Bukti potongan itu nantinya dilampirkan dengan SPT Tahunan dari wajib pajak yang
bersangkutan.
Contohnya : pemotongan penghasilan karyawan yang dilakukan oleh seorang
bendahara sebuah instansi atau HRD dalam sebuah perusahaan. Jadi, karyawan
tersebut tidak lagi perlu mengurus pajak untuk membayarkan pajak miliknya. Namun
pihak ketiga lah yang akan menghitungnya.
D. PPh Mr. Joko
 Penghasilan bersih (Rp)
Penghasilan Bruto/tahun = 100.000.000
(-) biaya jabatan 100.000.000 x 0,05 = (5000.000)
(-) iuran pensiun 2000.000 x 12 = (24.000.000)

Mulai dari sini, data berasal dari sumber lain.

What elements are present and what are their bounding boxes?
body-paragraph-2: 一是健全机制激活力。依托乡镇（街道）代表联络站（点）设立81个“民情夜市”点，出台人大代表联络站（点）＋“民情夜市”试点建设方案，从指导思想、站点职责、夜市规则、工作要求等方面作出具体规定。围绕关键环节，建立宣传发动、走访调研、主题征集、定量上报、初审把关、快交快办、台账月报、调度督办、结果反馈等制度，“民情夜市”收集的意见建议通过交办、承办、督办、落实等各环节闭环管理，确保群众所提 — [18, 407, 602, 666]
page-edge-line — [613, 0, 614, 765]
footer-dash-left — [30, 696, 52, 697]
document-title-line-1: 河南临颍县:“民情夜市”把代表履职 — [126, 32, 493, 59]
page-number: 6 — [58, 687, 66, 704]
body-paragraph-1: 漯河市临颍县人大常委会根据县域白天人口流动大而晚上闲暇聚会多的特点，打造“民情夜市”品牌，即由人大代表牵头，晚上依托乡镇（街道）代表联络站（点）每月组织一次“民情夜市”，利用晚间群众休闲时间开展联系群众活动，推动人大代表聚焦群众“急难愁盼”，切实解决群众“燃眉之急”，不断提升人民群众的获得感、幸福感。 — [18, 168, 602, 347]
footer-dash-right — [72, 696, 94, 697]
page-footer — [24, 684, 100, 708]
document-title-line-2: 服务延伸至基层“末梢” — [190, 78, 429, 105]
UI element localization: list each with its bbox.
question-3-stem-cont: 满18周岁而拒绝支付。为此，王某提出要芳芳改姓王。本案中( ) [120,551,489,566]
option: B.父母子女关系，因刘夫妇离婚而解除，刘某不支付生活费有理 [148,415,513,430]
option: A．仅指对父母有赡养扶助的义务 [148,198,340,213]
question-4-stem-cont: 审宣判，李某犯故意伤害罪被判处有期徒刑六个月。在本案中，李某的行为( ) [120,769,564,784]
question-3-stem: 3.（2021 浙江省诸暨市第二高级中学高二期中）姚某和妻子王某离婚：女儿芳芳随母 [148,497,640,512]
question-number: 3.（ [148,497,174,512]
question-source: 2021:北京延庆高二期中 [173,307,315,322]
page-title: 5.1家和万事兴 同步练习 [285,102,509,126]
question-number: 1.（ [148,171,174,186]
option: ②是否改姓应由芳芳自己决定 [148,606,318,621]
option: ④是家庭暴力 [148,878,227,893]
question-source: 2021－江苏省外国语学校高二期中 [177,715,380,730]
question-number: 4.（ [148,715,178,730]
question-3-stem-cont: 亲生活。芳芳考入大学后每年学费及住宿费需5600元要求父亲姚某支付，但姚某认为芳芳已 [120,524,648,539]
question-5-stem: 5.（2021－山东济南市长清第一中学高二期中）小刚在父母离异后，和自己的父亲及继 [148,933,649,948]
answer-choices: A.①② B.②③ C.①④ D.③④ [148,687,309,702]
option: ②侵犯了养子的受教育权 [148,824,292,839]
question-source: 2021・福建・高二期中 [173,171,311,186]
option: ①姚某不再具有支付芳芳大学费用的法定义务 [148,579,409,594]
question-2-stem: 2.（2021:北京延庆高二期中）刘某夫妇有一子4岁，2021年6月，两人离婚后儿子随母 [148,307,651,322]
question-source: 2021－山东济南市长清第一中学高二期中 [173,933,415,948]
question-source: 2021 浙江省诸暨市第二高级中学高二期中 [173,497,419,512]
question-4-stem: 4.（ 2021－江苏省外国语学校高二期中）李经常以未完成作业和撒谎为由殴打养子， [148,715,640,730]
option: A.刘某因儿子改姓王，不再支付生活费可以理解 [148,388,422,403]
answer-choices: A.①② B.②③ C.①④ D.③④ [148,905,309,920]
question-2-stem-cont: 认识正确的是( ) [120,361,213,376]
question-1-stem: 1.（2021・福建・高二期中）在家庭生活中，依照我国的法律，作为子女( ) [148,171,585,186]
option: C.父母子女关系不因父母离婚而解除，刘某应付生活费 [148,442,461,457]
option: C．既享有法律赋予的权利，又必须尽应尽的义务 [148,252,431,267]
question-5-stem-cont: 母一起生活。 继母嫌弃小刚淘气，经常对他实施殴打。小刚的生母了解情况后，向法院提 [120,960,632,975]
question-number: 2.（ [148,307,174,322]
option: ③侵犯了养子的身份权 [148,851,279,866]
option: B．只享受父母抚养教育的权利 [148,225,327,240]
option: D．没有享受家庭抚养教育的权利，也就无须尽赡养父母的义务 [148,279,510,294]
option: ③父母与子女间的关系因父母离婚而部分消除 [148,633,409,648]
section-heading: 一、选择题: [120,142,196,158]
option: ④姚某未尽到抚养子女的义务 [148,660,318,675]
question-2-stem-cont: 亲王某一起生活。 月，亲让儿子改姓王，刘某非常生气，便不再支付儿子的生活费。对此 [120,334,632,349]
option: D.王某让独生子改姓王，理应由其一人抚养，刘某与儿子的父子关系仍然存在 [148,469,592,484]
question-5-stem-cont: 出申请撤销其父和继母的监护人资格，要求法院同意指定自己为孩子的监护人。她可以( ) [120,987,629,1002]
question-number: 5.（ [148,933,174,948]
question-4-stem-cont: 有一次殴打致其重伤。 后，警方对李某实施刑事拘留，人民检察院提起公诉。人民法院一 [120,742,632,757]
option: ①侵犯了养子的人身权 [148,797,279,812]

Penghasilan neto setahun = 71.000.000


 PTKP K/1 ( PTKP = pribadi, istri, anak) (Rp)
54.000.000 + 4.500.000 + 4.500.000 = 63.000.000
 Perhitungan PKP (Rp)
PH neto setahun – PTKP = 71.000.000 – 63000.000
= 8000.000

 Hitungan PPh (PKP x %PPh)


PKP < Rp 50.000.000 maka pajak yang dibayarkan 5% dari PKP, jadi :
= Rp 8.000.000 x 5%
= Rp 400.000
Maka PPh yang harus di bayarkan Mr.joko sebesar Rp. 400.000
E. PPh Mr. Burhan
Penghasilan/bln = 2.500.000
Penghasilan/tahun 2.500.000 x 12 = 30.000.000
Berdasarkan Bab v pasal 9Peraturan Direktur Jendral Pajak (PER) Nomor PER-
16/PJ/2016, dasar pengenaan dan pemotongan pasal PPh 21 pegawai tidak tetap dengan
enghasilan perbulan melewati Rp 4.500.000 atau Rp. 54.000.000 pertahun dari kasus di
atas Mr. Burhan hanya berpenghasilan Rp. 2.500.000 dan dalam setahun penghasilan Mr.
Burhan Rp. 30.000.000. Jadi dari kasus di atas Mr. Burhan tidak dikenakan PPh 21.